Many adults who use marijuana claim it helps them in relationships, enhances behavior, and expands their sense of awareness. Cannabis work so efficiently because of the endocannabinoid system, present in all humans and many animals as well. This system consists of a series of receptors that are configured only to accept cannabinoids, especially tetrahydrocannabinol (THC) and cannabidiol (CBD). The human body’s endocrine system consists of glands throughout the body which regulate everything from energy levels to metabolism to sex drive. CB1 receptors can be found throughout this system and influence the release of many hormones. The fact that there is a system in our body that produces cannabinoids, and is specifically designed to accept just them, should be overwhelming proof of cannabis’ efficacy as a medicine.
Dopamine, Serotonin, Oxytocin, and Endorphins are the brains quartet responsible for your happiness. Many situations can trigger these neurotransmitters, but instead of being in the passenger seat, there are ways you can intentionally cause them to flow with cannabis.
Women have a particularly interesting reaction to cannabis due to estrogen levels. A Washington State University research team found that women experience the most effects from THC when estrogen has peaked and is beginning to fall. Estrogen levels play a role in how receptive your brain is to external cannabinoids, as researchers propose that estrogen receptors are along the pathway for THC intake. The highest levels of the body’s natural endocannabinoids tend to be during ovulation, and there is evidence that endocannabinoid action can assist fertility in women.
The Washington State research also found something interesting about pain. The interaction between estrogen and THC makes women more sensitive to the compound in general, which gave the cannabis greater pain-relieving effects for females providing 30% more pain relief than men with THC treatment.
In a small 2010 study, women reported more severe cannabis withdrawal symptoms than their male counterparts. These withdrawal symptoms were mostly physical. Women tend to experience more sleep disruption, lack of appetite, and irritability.
In low doses, cannabis causes an increase in female libido. High doses, however, seem to have the opposite effect. Estrogen is once again the culprit behind this effect. Estrogen levels are major contributors to female sex drive.
Men tend to consume cannabis in greater amounts and at higher rates than women do which creates higher rates of delta9-tetrahydrocannabinol (delta9-THC) in their bloodstream. Men are less sensitive to cannabis, so the herb’s pain-relieving qualities are a bit blunted by comparison. Back in 2013, Craft and her team tested THC’s effect against chronic pain in rats. Female rats fared much better than males when it came to symptom relief. Men will have to consume more to get similar results.

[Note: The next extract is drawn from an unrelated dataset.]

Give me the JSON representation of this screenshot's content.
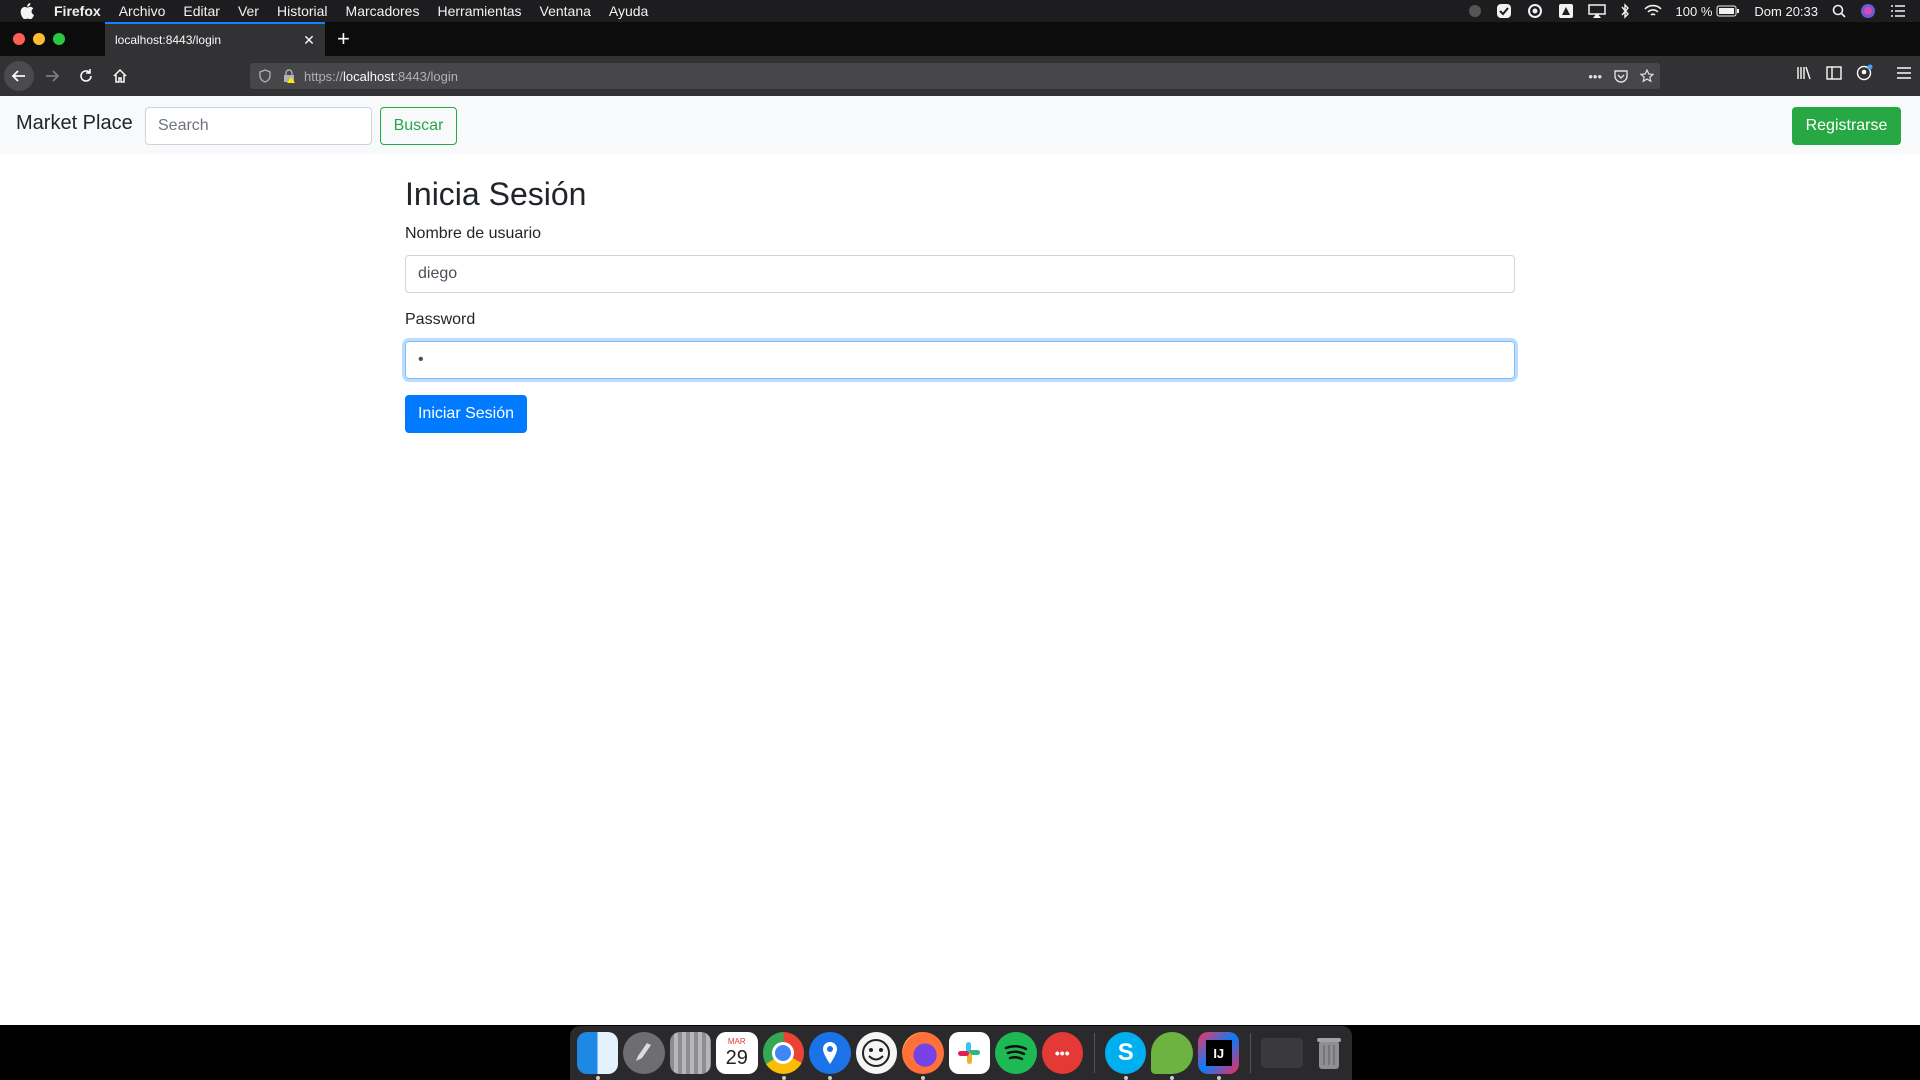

For some men, smoking and vaporizing cannabis can decrease sexual appetite and sperm production. As weird as it is, some studies have shown that cannabis does not lower testosterone levels, despite the fact that a pile of studies has already shown that it does. Albeit, these studies do contain research which shows cannabis to suppress testosterone, the abstracts still cleverly state that “chronic marijuana use showed no significant effect on hormone concentrations in men”.
Cannabis is more likely to spur hunger in men than in women. So, when you’re smoking with a lady friend, there’s a reason why you eat 3/4s of a pizza and your companion is satisfied after a couple of slices. In fact, according to Rebecca Craft’s work with Washington State University, increased appetite was one of the only cannabis side effects increased in men.
Though we need to further study cannabis’ effects on all genders, preliminary research shows that the answer to “does cannabis affect hormone levels?” is yes. Studies show that consuming cannabis does indeed have hormonal consequences.
These effects are largely on reproductive hormones like testosterone and estrogen, and on growth hormone. This information, while relevant to everyone, is especially useful for those going through or seeking hormone replacement therapy.
As cannabis use increases, we’ll have more time, and a larger sample pool, to study its impacts on a grand scale.